House debates
Tuesday, 19 October 2010
ST Mary of the Cross
7:57 pm
Bob Katter (Kennedy, Independent) Share this | Hansard source
On indulgence: Patrick O’Sullivan, the head of the Jesuits for Australasia and whose father, Sir Neil O’Sullivan, was the leader of the Senate, addressed a large conference in Brisbane and said that Mount Carmel school was successfully getting the Christian message and achieving what we want to achieve in Catholic education in Australia. In discussing this recently with Tony Chappell, a long-serving Christian brother, I said that St Vincent de Paul at the University of Queensland was run by a Mount Carmel boy, the YCW was run by a Mount Carmel boy and the Newman Society was run by a Mount Carmel boy and his girlfriend, who later became his wife. I said that all of the organisations at this huge university were run by people from that small Mount Carmel school. Tony Chappell said, ‘They were not from Mount Carmel; they were from Cloncurry, and it was Sister Thomas.’ I thought about it afterwards and he was right. I have diligently watched the television coverage of Mary MacKillop’s canonisation and all I found out was that she had a lot of fights with bishops. I was deeply disappointed because I did not think it got any sort of message across at all. I watched three separate programs I was that interested in finding out about her.
I have never had any doubt in my mind since I first heard of Mary MacKillop 40 or 50 years ago that Sister Thomas was Mother Mary MacKillop revisited, and she is the lady I am talking about here. I tried to put my finger on her characteristics. I tried to remember what I could of Sister Thomas. I can remember my mother saying: ‘Oh, isn’t it wonderful that Sister Thomas is coming to Cloncurry. She’s a very famous lady. She’s a very famous educator.’ One of the things I remember is that if you went to mass every morning during Lent you got a holy card with lace edged on it, and I can tell you, Madam Deputy Speaker, that some of the roughest kids got that holy card because she had inculcated in them this great Christian faith, this great belief. She also told us that, if we were not able to get up early in the morning because it was too cold, we were sooks and that we should be wrapped in cotton wool. Cloncurry boys do not like to be told that they are sooks, which also helped us to get out of bed to go to mass during Lent.
She told us in very great detail about the miracles of many of the saints. She told us in such a way that you would never doubt for one moment that those miracles had taken place. She told us that God could do anything, that you could pray and God could do anything. She was a good example of God doing anything. She was the hand of God, looking back on it. Bobby Glass, who was just below me at the Cloncurry Convent School, topped the state in the scholarship exam, which was in the eighth grade. In those days in Queensland you had to pass the scholarship exam or you were not allowed to go on to secondary school. If you got a good pass you got a government scholarship which helped you to go away to boarding school, because we did not have any local high school in Cloncurry.
In all her years of teaching this remarkable lady had never had a single student fail scholarship.
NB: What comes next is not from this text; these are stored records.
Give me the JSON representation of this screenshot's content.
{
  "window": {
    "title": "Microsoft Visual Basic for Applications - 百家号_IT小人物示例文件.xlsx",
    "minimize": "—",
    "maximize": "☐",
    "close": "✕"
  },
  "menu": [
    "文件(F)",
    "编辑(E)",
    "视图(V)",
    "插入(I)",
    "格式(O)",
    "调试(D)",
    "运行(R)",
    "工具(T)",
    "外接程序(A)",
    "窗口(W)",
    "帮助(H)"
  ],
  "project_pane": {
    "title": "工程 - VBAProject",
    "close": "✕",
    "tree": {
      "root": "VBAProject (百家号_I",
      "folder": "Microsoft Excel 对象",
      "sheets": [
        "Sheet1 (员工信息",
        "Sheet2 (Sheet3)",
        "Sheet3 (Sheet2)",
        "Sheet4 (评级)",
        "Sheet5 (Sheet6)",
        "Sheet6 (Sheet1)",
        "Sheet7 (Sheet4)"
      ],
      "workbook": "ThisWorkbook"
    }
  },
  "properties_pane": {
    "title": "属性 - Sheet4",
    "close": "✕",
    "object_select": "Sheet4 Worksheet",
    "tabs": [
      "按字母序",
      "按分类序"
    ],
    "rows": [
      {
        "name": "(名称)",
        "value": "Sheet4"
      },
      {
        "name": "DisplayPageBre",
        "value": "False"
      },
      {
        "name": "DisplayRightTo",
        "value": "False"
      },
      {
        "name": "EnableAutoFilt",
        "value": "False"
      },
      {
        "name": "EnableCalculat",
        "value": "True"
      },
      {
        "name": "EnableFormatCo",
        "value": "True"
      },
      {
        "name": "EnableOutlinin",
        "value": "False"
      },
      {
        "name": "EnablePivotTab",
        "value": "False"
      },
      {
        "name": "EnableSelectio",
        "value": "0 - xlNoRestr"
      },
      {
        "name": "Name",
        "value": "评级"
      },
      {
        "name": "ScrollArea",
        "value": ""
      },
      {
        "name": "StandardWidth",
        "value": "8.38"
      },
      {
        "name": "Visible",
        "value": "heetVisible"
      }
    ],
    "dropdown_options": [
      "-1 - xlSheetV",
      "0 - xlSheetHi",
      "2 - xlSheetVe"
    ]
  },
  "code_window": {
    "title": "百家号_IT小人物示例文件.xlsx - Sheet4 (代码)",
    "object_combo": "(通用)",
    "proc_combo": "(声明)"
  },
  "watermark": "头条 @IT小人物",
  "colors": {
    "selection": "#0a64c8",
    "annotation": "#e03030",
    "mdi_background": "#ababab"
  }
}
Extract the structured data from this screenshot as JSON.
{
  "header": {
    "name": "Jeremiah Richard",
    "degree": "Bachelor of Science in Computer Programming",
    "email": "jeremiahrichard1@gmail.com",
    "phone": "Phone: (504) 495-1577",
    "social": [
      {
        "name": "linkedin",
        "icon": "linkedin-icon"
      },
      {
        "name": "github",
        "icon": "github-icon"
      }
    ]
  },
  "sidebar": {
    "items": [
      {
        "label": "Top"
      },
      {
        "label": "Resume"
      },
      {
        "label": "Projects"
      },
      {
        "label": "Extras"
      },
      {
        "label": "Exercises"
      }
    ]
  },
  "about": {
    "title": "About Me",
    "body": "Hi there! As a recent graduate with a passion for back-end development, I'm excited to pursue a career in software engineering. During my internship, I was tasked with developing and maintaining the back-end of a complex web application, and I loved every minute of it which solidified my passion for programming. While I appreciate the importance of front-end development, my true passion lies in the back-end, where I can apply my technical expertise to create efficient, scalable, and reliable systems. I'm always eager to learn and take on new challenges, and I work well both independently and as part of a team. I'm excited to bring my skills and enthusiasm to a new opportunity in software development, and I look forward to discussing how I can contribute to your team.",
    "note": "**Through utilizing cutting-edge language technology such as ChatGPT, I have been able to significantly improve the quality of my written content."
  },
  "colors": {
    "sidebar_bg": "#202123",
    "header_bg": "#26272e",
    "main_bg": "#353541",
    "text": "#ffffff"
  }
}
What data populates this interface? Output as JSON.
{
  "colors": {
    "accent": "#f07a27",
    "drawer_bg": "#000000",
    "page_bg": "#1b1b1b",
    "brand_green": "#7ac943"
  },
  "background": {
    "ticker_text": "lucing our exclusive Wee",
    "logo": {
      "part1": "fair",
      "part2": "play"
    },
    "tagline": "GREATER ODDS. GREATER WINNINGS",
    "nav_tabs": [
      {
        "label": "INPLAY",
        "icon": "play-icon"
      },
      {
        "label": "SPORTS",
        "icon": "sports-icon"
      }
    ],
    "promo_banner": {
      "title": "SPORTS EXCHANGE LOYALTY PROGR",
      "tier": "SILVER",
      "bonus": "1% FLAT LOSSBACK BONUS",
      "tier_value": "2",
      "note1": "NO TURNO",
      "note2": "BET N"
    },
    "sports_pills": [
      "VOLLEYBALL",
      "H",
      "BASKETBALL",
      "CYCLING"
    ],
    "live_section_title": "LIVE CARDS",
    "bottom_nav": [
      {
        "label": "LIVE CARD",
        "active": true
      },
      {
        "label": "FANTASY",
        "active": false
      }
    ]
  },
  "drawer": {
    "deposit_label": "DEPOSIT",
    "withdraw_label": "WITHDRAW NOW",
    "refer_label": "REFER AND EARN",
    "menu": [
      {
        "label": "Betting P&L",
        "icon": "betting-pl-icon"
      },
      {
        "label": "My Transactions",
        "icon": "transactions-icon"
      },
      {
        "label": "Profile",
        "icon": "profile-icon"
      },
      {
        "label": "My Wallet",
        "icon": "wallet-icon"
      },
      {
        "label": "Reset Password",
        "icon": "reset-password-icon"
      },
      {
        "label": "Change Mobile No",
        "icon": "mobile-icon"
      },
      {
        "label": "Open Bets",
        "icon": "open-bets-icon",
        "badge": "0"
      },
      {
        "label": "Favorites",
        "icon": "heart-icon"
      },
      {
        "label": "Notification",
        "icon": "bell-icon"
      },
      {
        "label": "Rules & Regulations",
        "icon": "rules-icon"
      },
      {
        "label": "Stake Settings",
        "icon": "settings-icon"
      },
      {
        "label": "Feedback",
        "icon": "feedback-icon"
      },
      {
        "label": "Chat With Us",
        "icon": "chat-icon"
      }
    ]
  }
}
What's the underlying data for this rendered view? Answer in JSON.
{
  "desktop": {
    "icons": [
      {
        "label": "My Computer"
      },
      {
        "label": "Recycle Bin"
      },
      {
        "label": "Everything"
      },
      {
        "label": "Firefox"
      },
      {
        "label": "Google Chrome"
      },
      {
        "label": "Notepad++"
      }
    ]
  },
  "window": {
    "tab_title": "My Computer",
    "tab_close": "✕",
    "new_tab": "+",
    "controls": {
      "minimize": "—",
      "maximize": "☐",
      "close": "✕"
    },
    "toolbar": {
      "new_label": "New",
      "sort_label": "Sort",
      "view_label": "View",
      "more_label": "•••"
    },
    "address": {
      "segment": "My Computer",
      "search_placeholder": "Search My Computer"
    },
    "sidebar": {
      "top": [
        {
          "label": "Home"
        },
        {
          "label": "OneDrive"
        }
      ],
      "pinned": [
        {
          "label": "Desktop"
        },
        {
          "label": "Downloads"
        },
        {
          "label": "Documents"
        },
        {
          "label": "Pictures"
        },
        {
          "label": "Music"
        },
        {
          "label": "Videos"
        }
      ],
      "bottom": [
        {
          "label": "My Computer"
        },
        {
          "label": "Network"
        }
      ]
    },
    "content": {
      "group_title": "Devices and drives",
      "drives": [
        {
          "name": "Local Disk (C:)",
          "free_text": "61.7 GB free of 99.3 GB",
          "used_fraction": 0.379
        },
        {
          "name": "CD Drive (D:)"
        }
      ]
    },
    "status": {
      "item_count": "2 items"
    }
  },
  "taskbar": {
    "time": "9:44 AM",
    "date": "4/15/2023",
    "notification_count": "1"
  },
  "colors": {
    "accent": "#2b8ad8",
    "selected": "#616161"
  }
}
The failure rates were about 30 or 40 per cent, and we were kids from very rough backgrounds in Cloncurry. I think it was there that I learned to fight very young because I was the only kid sent to school wearing shoes. It was a fast way to learn how to fight. As to her characteristics, yes, she was very liberal with the cane, and I was most certainly on the receiving end of it on many occasions.